Link Posted: 12/26/2008 4:57:26 PM EST
Seriously? You want Obamas helicopters and tanks to have extra fuel to chase you and kill you just because you want to be free and exercise your constitutionally guaranteed freedoms?

Link Posted: 12/26/2008 5:01:50 PM EST
No oil is going down to about $10 to $15 a barrel.

It is to expensive yet.
Link Posted: 12/26/2008 5:12:16 PM EST
Originally Posted By 1Bigdog:
No oil is going down to about $10 to $15 a barrel.

It is to expensive yet.


I really doubt that. Oil needs to sell at $30+ for some wells to break even.
Link Posted: 12/26/2008 5:44:30 PM EST
Originally Posted By Keith_J:
Originally Posted By GunLvrPHD:
Originally Posted By nova96:
IIRC the royalties for oil leases are paid "in kind" (ie oil) so it gets added to all the time...


I don't think so...I am pretty sure the royalties are paid in dollars. For on-shore production the feds kick a lot of the royalties back to the state/local governments in lieu of property taxes.


No, oil in-kind is usually at low prices for oil due to lower profits and a balancing effect on the market.

Now would be a GREAT time for expansion. We are at 750 million barrels.

Because the government can afford to inventory oil, they should do so with respect to price stabilization as it offers a minimum of TCO...they don't pay tax on it, unlike all others.



where is all of that kept???


Link Posted: 12/26/2008 5:50:54 PM EST
Originally Posted By fsk1290:
Originally Posted By Keith_J:
Originally Posted By GunLvrPHD:
Originally Posted By nova96:
IIRC the royalties for oil leases are paid "in kind" (ie oil) so it gets added to all the time...


I don't think so...I am pretty sure the royalties are paid in dollars. For on-shore production the feds kick a lot of the royalties back to the state/local governments in lieu of property taxes.


No, oil in-kind is usually at low prices for oil due to lower profits and a balancing effect on the market.

Now would be a GREAT time for expansion. We are at 750 million barrels.

Because the government can afford to inventory oil, they should do so with respect to price stabilization as it offers a minimum of TCO...they don't pay tax on it, unlike all others.



where is all of that kept???




Empty salt domes in Louisiana.

Link Posted: 12/26/2008 5:53:09 PM EST
Originally Posted By JosieWales:
Originally Posted By fsk1290:
Originally Posted By Keith_J:
Originally Posted By GunLvrPHD:
Originally Posted By nova96:
IIRC the royalties for oil leases are paid "in kind" (ie oil) so it gets added to all the time...

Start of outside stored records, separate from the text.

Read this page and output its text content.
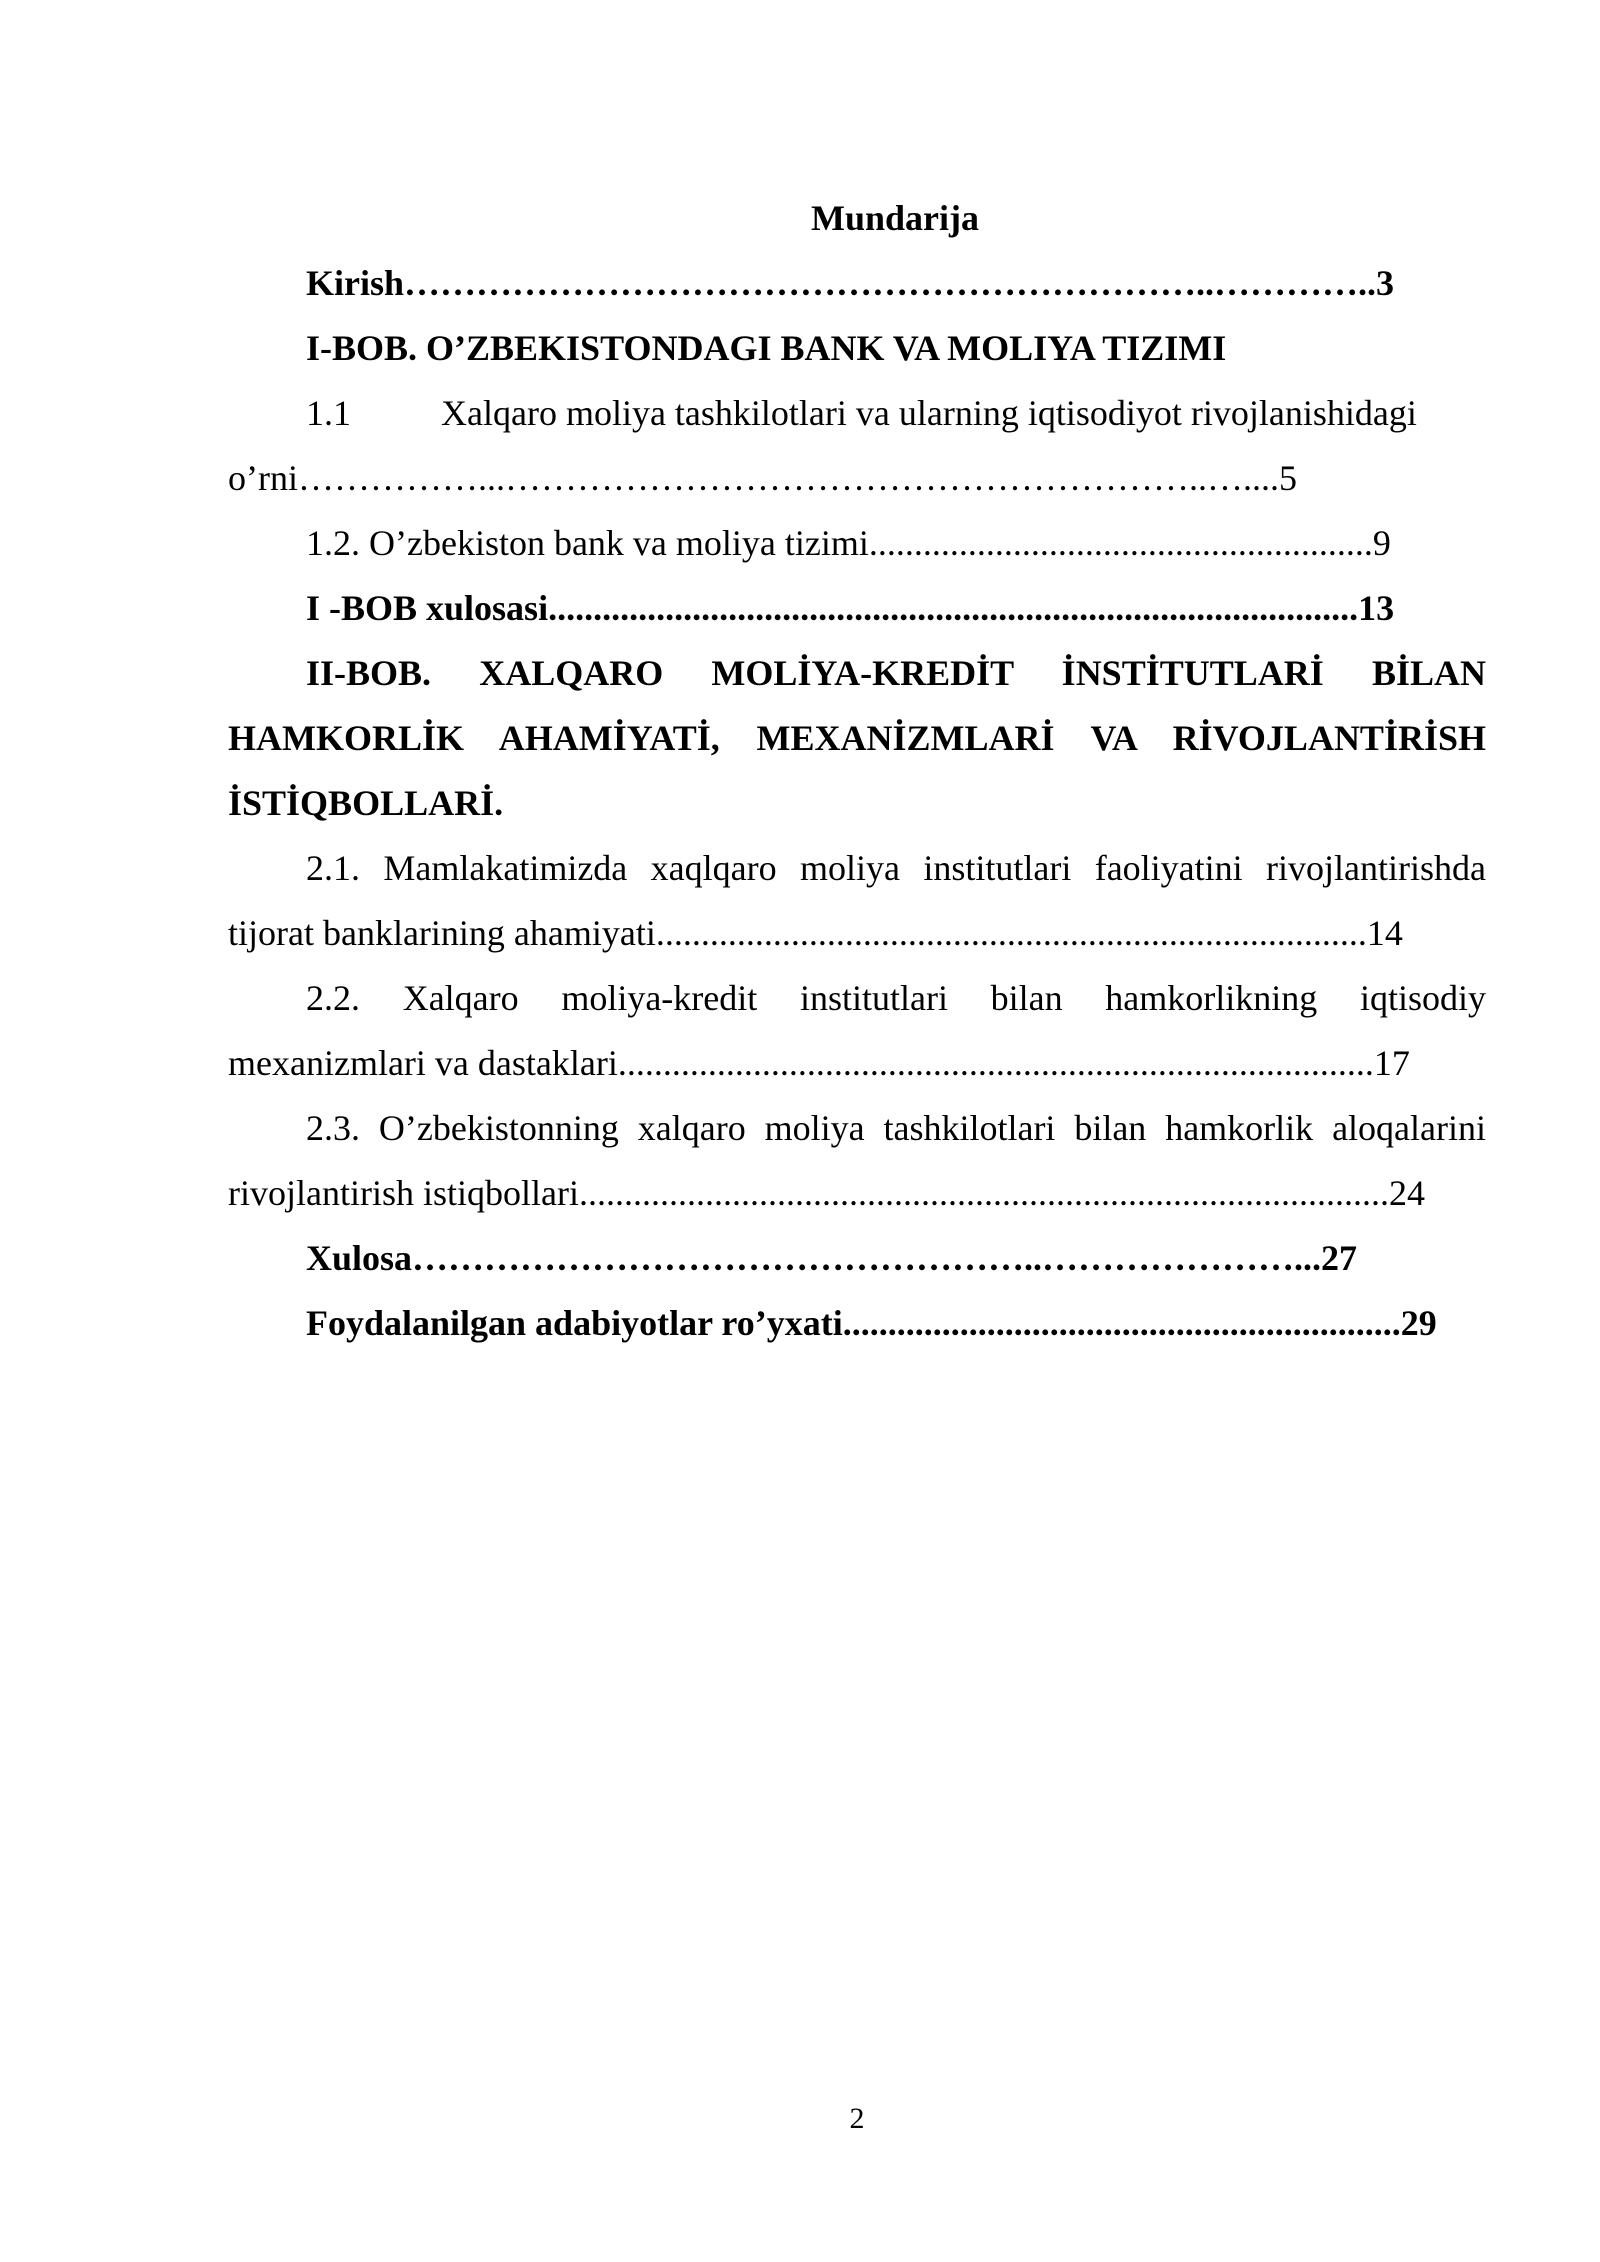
Mundarija
Kirish…………………………………………………………..…………..3
I-BOB. O’ZBEKISTONDAGI BANK VA MOLIYA TIZIMI
1.1	Xalqaro moliya tashkilotlari va ularning iqtisodiyot rivojlanishidagi
o’rni……………...…………………………………………………..…....5
1.2. O’zbekiston bank va moliya tizimi........................................................9
I -BOB xulosasi..........................................................................................13
II-BOB. XALQARO MOLİYA-KREDİT İNSTİTUTLARİ BİLAN
HAMKORLİK AHAMİYATİ, MEXANİZMLARİ VA RİVOJLANTİRİSH
İSTİQBOLLARİ.
2.1. Mamlakatimizda xaqlqaro moliya institutlari faoliyatini rivojlantirishda
tijorat banklarining ahamiyati...............................................................................14
2.2. Xalqaro moliya-kredit institutlari bilan hamkorlikning iqtisodiy
mexanizmlari va dastaklari....................................................................................17
2.3. O’zbekistonning xalqaro moliya tashkilotlari bilan hamkorlik aloqalarini
rivojlantirish istiqbollari..........................................................................................24
Xulosa……………………………………………..…………………...27
Foydalanilgan adabiyotlar ro’yxati..............................................................29
2
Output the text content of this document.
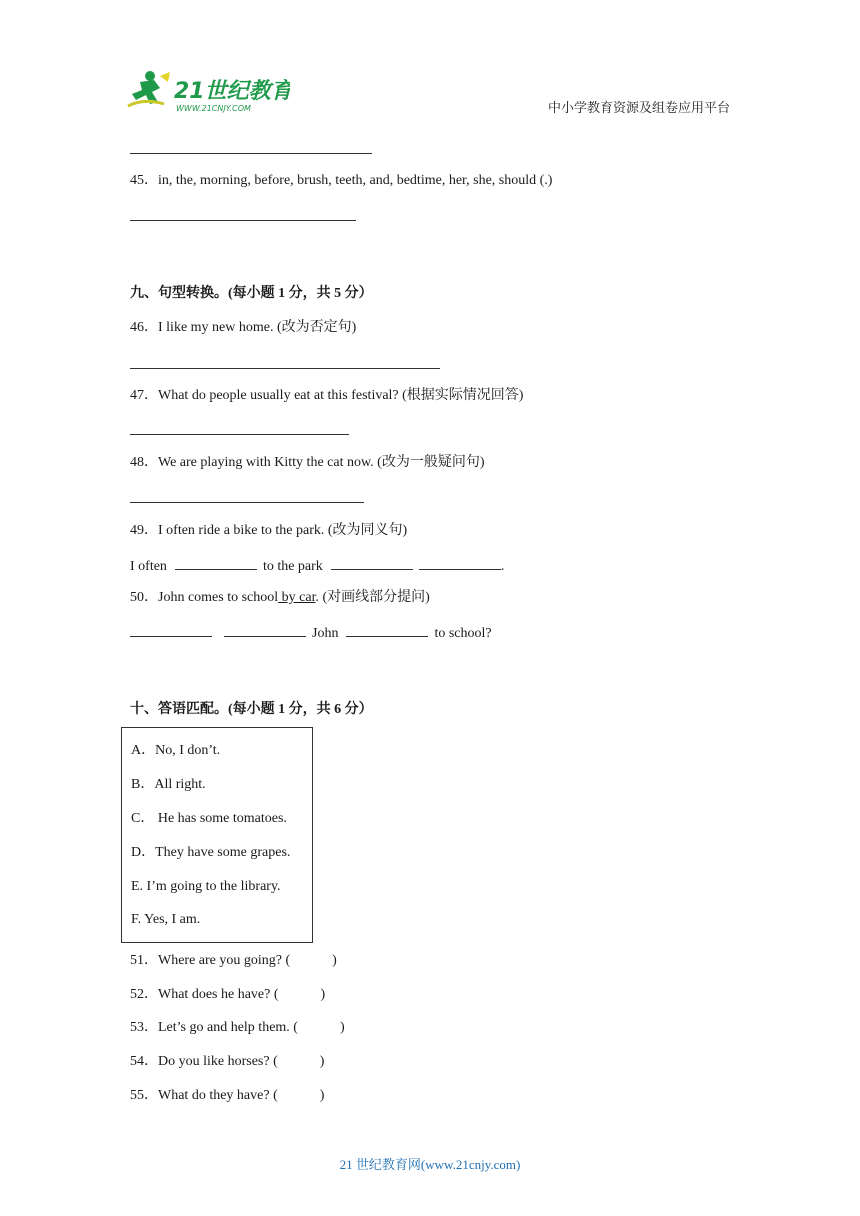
21世纪教育
WWW.21CNJY.COM	中小学教育资源及组卷应用平台
45．in, the, morning, before, brush, teeth, and, bedtime, her, she, should (.)
九、句型转换。(每小题 1 分，共 5 分）
46．I like my new home. (改为否定句)
47．What do people usually eat at this festival? (根据实际情况回答)
48．We are playing with Kitty the cat now. (改为一般疑问句)
49．I often ride a bike to the park. (改为同义句)
I often	to the park	.
50．John comes to school by car. (对画线部分提问)
John	to school?
十、答语匹配。(每小题 1 分，共 6 分）
A．No, I don’t.
B．All right.
C． He has some tomatoes.
D．They have some grapes.
E. I’m going to the library.
F. Yes, I am.
51．Where are you going? (	)
52．What does he have? (	)
53．Let’s go and help them. (	)
54．Do you like horses? (	)
55．What do they have? (	)
21 世纪教育网(www.21cnjy.com)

I don't think so...I am pretty sure the royalties are paid in dollars. For on-shore production the feds kick a lot of the royalties back to the state/local governments in lieu of property taxes.


No, oil in-kind is usually at low prices for oil due to lower profits and a balancing effect on the market.

Now would be a GREAT time for expansion. We are at 750 million barrels.

Because the government can afford to inventory oil, they should do so with respect to price stabilization as it offers a minimum of TCO...they don't pay tax on it, unlike all others.



where is all of that kept???




Empty salt domes in Louisiana.



And Texas. Deep down, super-secret storage no one can see. We take it on credit of EIA that we have it...well, that and DoD.
Link Posted: 12/26/2008 5:55:14 PM EST
[Last Edit: 12/26/2008 5:57:36 PM EST by 1Bigdog]
Originally Posted By DragoMuseveni:
Originally Posted By 1Bigdog:
No oil is going down to about $10 to $15 a barrel.

It is to expensive yet.


I really doubt that. Oil needs to sell at $30+ for some wells to break even.


Every item produced has a "break even price".

Every item produced also has a price that is less than break even that it still makes sense to produce it and sell it at that price because of a few different reasons one of which is cash flow.

So therefor they still may pump it and sell it for less than break even cost. Once it gets below that price they will shut the well down.
Link Posted: 12/26/2008 6:33:10 PM EST
We should have sold it at $144/bbl, then turned around and buy it at $40/bbl. We could have more than tripled our reserves.